According to one study, regular oral care led to a 40 percent reduction in diabetes-related costs for type 2 diabetes patients and a 73 percent reduction of related costs for individuals with coronary artery disease.

Then there’s this: People without dental coverage wind up in hospital emergency rooms for treatment and pain control associated with these problems. Hospitals generally aren’t set up to deal with them, and what help they give is often 10 times more expensive than a trip to a dentist.

Adding oral health coverage to the state’s Medicaid program would also be a smart investment. For every such state dollar invested in the program, West Virginia would receive around $3 in federal funding. For the state’s Medicaid expansion program, the return on investment is even better, bringing in $9 federal dollars for each dollar in state investment.

It would be hard to find that kind of payoff these days for any investment. Especially a legal one.

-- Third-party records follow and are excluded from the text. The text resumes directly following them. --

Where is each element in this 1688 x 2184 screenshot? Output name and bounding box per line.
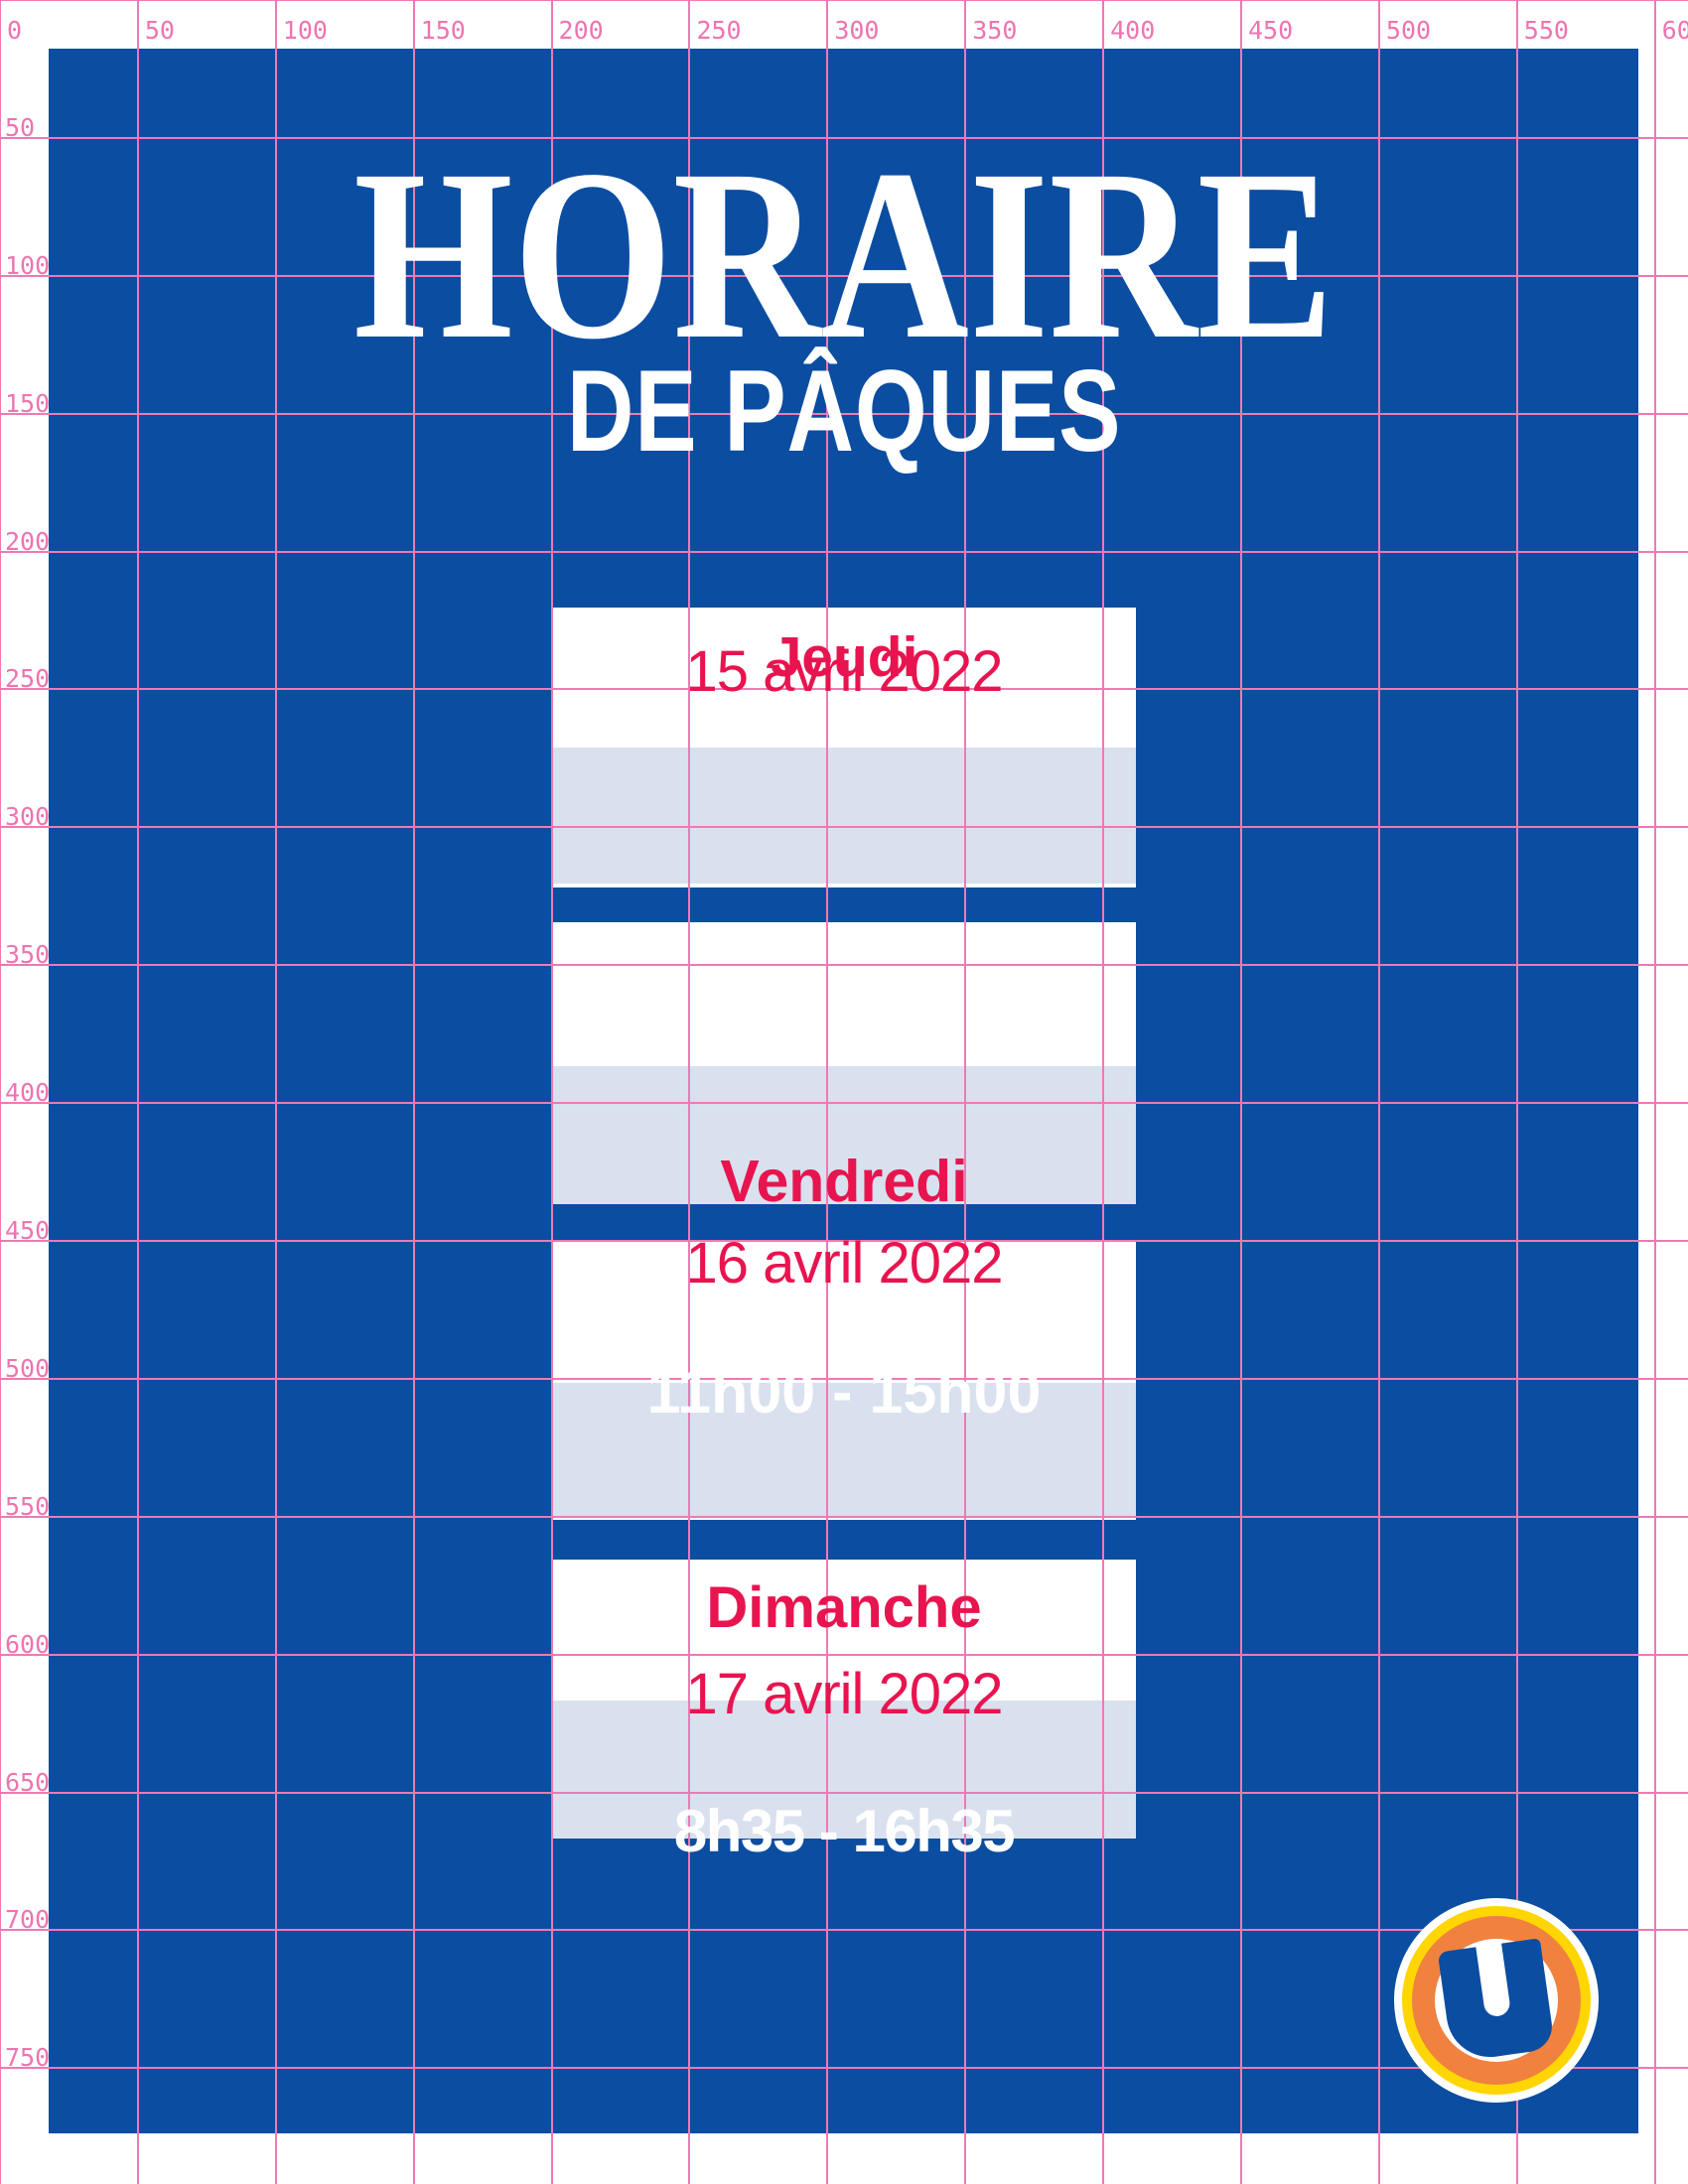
ruler-label-left: 400 [5, 1080, 50, 1105]
ruler-label-top: 550 [1524, 18, 1569, 43]
ruler-label-left: 350 [5, 942, 50, 967]
ruler-label-top: 200 [559, 18, 604, 43]
card-vendredi-white-panel [552, 922, 1136, 1066]
ruler-label-left: 300 [5, 804, 50, 829]
ruler-label-top: 300 [834, 18, 879, 43]
ruler-label-top: 600 [1662, 18, 1688, 43]
ruler-label-top: 50 [145, 18, 175, 43]
logo-u-letter-notch [1476, 1942, 1511, 2018]
day-dimanche: Dimanche [0, 1579, 1688, 1637]
ruler-label-top: 250 [696, 18, 741, 43]
ruler-label-top: 450 [1248, 18, 1293, 43]
ruler-label-left: 550 [5, 1494, 50, 1519]
ruler-label-top: 100 [283, 18, 328, 43]
ruler-label-top: 0 [7, 18, 22, 43]
hours-vendredi: 11h00 - 15h00 [0, 1362, 1688, 1423]
card-jeudi-bottom-edge [552, 884, 1136, 887]
card-vendredi2-bottom-edge [552, 1516, 1136, 1520]
hours-dimanche: 8h35 - 16h35 [0, 1802, 1688, 1861]
design-canvas: 0501001502002503003504004505005506005010… [0, 0, 1688, 2184]
day-jeudi: Jeudi [0, 629, 1688, 686]
card-jeudi-hours-band [552, 748, 1136, 884]
ruler-label-left: 200 [5, 529, 50, 554]
date-vendredi: 16 avril 2022 [0, 1235, 1688, 1293]
ruler-label-top: 400 [1110, 18, 1155, 43]
ruler-label-top: 150 [421, 18, 466, 43]
ruler-label-top: 350 [972, 18, 1017, 43]
poster-title: HORAIRE [0, 133, 1688, 377]
ruler-label-left: 700 [5, 1907, 50, 1932]
magasins-u-logo [1394, 1898, 1599, 2103]
ruler-label-left: 750 [5, 2045, 50, 2070]
ruler-label-top: 500 [1386, 18, 1431, 43]
day-vendredi: Vendredi [0, 1153, 1688, 1211]
ruler-label-left: 650 [5, 1770, 50, 1795]
grid-line-horizontal [0, 0, 1688, 1]
date-dimanche: 17 avril 2022 [0, 1666, 1688, 1723]
poster-subtitle: DE PÂQUES [0, 352, 1688, 469]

We can and should do more for oral health in our Medicaid program than just pay for extractions. Let’s face it, we’re not exactly running a tooth surplus in this state.

Covering oral health would reduce unnecessary suffering, help more people enter and stay in the workforce, bring in more dollars to the state’s economy and save money in the treatment of serious chronic diseases.

There is some good news here. Senate Bill 648, which would extend Medicaid coverage for oral health, just cleared the Senate Health Committee. In a time of polarization, legislators across party lines have begun to recognize both the problem and the solution.

It may take the voices of ordinary West Virginians to help that bill cross the finish line. It would be an example of (groan) speaking tooth to power.